Enfin, le PSE doit élire son nouveau leadership. Stefan Löfven, l’actuel président, est le seul candidat et a demandé à Giacomo Filibeck de continuer à exercer ses fonctions de secrétaire général. Les vice-présidents du parti, dont Iratxe García Pérez, Tanja Fajon, Katarina Barley et Victor Negrescu, devraient également être confirmés. Douze résolutions portant sur les priorités des socialistes pour les mois à venir, notamment l’emploi, la transition verte, le logement, les droits sociaux et l’autonomisation des jeunes, seront débattues et votées.

Iratxe García Pérez, présidente du groupe S&D au Parlement européen, a souligné l’importance de ce congrès :

« Ce congrès est un exemple de la façon dont l’offensive et la stratégie de la famille socialiste sont plus vivantes que jamais. Nous, progressistes, continuons à défendre nos valeurs et à apporter des solutions aux défis auxquels sont confrontées les sociétés modernes. »
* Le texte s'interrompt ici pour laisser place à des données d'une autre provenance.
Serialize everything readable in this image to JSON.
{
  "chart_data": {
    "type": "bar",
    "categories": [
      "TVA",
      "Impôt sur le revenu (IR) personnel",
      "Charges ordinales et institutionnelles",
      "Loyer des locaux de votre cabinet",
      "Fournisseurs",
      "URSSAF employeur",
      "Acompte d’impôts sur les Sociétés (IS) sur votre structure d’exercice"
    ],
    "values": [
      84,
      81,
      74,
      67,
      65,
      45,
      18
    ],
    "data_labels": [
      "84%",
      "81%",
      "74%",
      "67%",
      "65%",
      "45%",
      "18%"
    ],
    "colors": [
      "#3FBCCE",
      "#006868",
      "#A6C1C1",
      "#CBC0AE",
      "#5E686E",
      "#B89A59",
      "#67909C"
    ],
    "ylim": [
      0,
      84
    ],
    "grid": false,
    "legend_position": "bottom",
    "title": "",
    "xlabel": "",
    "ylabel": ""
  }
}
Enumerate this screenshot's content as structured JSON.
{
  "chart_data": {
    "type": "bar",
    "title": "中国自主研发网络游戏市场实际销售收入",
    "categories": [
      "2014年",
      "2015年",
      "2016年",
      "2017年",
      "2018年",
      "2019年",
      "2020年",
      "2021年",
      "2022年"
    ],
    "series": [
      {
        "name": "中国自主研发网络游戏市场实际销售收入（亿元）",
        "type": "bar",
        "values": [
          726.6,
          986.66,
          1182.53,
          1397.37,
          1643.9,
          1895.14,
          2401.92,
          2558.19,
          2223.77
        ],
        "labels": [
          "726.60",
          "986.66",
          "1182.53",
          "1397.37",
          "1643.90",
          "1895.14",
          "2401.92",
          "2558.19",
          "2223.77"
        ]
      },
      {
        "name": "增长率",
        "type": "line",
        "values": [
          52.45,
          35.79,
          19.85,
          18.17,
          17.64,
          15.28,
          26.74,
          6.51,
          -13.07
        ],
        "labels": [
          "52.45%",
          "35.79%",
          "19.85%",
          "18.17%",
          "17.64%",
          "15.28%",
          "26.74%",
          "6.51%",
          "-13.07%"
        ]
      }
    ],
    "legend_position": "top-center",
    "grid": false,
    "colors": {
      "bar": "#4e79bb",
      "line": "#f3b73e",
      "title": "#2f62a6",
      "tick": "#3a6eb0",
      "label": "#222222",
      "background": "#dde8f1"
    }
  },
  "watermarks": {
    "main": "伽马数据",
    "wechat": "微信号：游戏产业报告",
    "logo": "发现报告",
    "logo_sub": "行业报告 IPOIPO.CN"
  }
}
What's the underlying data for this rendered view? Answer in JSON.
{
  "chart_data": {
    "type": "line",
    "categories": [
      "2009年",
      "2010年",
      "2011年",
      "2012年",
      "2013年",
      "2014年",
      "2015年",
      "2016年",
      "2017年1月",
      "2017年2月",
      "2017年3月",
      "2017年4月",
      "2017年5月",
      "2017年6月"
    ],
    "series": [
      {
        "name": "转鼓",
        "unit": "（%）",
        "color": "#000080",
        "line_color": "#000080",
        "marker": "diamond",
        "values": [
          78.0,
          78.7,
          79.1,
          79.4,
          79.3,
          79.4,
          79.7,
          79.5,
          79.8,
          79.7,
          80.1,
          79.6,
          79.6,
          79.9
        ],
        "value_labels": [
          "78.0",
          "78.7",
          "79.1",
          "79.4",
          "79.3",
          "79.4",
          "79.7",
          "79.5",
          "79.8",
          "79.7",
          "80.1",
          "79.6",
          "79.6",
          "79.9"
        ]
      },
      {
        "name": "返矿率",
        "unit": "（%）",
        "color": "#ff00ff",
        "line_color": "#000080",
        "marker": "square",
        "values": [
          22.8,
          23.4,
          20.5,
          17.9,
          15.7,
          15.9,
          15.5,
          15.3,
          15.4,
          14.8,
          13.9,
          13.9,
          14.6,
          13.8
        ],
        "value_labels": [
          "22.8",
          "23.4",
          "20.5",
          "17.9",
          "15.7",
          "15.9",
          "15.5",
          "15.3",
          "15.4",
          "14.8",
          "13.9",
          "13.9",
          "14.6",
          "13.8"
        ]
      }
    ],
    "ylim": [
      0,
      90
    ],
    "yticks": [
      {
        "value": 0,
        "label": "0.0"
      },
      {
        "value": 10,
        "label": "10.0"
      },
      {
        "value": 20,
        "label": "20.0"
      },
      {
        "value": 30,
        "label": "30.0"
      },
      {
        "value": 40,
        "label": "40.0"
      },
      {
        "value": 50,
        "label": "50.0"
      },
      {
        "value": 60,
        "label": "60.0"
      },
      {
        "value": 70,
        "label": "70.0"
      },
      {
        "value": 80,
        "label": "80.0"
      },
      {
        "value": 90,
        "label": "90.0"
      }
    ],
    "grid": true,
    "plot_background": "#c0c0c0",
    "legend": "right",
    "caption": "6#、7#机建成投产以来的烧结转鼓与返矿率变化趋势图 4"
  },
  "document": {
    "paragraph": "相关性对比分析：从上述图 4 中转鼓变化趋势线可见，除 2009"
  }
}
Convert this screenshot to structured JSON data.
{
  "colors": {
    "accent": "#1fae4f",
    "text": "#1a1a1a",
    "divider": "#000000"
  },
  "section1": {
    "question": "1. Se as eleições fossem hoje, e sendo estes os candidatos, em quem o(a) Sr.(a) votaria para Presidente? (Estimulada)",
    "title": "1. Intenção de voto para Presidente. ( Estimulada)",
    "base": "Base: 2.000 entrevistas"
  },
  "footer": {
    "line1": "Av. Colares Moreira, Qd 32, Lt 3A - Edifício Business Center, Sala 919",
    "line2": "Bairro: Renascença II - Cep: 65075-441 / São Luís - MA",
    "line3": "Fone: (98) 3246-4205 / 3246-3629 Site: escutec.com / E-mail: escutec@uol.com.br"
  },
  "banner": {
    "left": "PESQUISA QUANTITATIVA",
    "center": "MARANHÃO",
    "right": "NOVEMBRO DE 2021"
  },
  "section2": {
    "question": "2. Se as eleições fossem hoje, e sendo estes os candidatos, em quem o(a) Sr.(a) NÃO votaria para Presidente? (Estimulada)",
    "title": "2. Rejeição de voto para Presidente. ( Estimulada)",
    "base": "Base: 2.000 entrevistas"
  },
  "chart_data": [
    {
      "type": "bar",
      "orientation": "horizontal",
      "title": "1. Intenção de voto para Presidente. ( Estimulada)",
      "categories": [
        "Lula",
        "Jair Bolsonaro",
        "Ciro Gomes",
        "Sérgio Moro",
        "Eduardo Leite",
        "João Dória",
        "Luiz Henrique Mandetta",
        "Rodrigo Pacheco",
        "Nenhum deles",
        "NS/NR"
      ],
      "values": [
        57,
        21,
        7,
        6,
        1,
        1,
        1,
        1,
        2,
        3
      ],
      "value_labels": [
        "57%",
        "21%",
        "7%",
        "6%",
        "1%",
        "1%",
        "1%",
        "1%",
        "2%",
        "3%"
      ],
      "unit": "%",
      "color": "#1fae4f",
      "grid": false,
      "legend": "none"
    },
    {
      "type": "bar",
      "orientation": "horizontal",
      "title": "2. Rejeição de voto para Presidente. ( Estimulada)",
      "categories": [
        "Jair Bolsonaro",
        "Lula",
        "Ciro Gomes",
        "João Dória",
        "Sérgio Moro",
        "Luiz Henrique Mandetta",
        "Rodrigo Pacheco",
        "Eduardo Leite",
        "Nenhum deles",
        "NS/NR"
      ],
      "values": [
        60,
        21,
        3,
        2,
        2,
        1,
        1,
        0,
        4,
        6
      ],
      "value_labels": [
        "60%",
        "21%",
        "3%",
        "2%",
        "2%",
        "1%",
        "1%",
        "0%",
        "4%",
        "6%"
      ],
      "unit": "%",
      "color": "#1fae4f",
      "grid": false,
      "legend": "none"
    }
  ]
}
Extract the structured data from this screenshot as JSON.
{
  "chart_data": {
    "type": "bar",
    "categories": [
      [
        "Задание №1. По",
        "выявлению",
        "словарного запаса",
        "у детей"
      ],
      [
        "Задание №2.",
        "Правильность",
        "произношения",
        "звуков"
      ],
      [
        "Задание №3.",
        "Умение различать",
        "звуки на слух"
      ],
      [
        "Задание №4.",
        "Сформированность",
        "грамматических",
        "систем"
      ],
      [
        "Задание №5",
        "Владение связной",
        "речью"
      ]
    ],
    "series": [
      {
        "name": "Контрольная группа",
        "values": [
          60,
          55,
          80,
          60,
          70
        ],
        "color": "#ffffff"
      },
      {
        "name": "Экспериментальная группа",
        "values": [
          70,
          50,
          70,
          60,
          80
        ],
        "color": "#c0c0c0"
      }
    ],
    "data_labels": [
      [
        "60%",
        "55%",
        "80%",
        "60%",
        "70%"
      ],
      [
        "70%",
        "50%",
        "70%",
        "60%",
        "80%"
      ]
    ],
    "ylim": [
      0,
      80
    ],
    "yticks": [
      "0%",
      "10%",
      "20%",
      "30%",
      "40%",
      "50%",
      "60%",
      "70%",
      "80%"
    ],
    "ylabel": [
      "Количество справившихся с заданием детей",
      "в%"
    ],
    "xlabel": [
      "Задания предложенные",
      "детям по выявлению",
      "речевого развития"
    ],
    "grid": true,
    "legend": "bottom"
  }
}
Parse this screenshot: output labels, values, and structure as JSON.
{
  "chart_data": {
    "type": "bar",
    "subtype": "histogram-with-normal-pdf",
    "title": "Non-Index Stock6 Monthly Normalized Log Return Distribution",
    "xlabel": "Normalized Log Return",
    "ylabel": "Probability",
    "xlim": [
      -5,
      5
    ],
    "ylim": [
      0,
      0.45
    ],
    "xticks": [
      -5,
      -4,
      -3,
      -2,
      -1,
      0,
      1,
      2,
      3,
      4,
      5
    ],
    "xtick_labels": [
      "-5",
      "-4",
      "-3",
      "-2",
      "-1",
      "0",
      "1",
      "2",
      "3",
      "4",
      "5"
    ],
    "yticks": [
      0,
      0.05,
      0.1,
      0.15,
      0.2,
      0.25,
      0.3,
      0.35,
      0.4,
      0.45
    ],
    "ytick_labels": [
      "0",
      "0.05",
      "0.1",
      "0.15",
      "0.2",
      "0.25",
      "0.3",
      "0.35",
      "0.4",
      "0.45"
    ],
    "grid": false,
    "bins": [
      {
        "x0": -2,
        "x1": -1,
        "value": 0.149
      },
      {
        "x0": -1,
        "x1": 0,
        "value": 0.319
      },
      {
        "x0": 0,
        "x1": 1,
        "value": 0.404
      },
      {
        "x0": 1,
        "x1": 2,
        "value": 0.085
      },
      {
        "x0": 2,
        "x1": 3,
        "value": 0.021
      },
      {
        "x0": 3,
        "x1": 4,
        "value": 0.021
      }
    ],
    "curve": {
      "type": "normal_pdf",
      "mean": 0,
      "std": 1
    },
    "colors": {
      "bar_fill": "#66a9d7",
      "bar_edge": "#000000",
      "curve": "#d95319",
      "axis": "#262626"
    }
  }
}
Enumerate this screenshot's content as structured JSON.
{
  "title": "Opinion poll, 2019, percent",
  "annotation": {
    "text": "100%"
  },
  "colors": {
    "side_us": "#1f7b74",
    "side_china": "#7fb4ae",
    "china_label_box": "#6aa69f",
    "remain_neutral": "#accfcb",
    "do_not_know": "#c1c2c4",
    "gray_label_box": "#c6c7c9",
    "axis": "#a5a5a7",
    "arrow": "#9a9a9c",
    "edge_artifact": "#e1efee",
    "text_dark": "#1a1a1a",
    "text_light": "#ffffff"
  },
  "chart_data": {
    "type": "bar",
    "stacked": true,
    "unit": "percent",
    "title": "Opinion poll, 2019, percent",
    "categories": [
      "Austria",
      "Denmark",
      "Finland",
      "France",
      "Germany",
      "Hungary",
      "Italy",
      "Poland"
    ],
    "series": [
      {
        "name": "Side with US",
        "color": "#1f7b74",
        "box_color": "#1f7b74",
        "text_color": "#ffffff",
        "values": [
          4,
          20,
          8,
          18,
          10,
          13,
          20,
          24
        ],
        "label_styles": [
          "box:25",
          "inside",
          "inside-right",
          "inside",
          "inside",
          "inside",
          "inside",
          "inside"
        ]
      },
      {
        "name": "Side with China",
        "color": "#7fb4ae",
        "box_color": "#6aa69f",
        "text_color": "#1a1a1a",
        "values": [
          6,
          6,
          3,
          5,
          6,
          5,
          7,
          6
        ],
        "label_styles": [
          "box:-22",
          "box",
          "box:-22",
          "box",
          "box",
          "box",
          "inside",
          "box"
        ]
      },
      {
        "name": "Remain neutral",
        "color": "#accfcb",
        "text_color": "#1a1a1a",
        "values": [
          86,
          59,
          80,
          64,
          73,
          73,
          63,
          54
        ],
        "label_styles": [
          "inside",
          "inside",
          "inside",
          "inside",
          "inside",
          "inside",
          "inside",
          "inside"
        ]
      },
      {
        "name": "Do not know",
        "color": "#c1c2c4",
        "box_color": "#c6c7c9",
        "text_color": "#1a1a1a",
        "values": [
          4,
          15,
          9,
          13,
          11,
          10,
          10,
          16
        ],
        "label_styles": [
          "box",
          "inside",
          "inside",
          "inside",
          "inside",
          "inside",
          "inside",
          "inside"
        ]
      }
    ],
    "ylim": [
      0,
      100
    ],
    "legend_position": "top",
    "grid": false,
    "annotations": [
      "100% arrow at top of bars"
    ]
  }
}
Iratxe García Pérez, Présidente du groupe S&D au Parlement européen

Au-delà des élections et des résolutions, les véritables enjeux de ce congrès résideront dans les discussions informelles qui se tiendront en marge des débats officiels, et dans la capacité des dirigeants socialistes à trouver un terrain d’entente sur les questions cruciales qui se posent à l’Europe.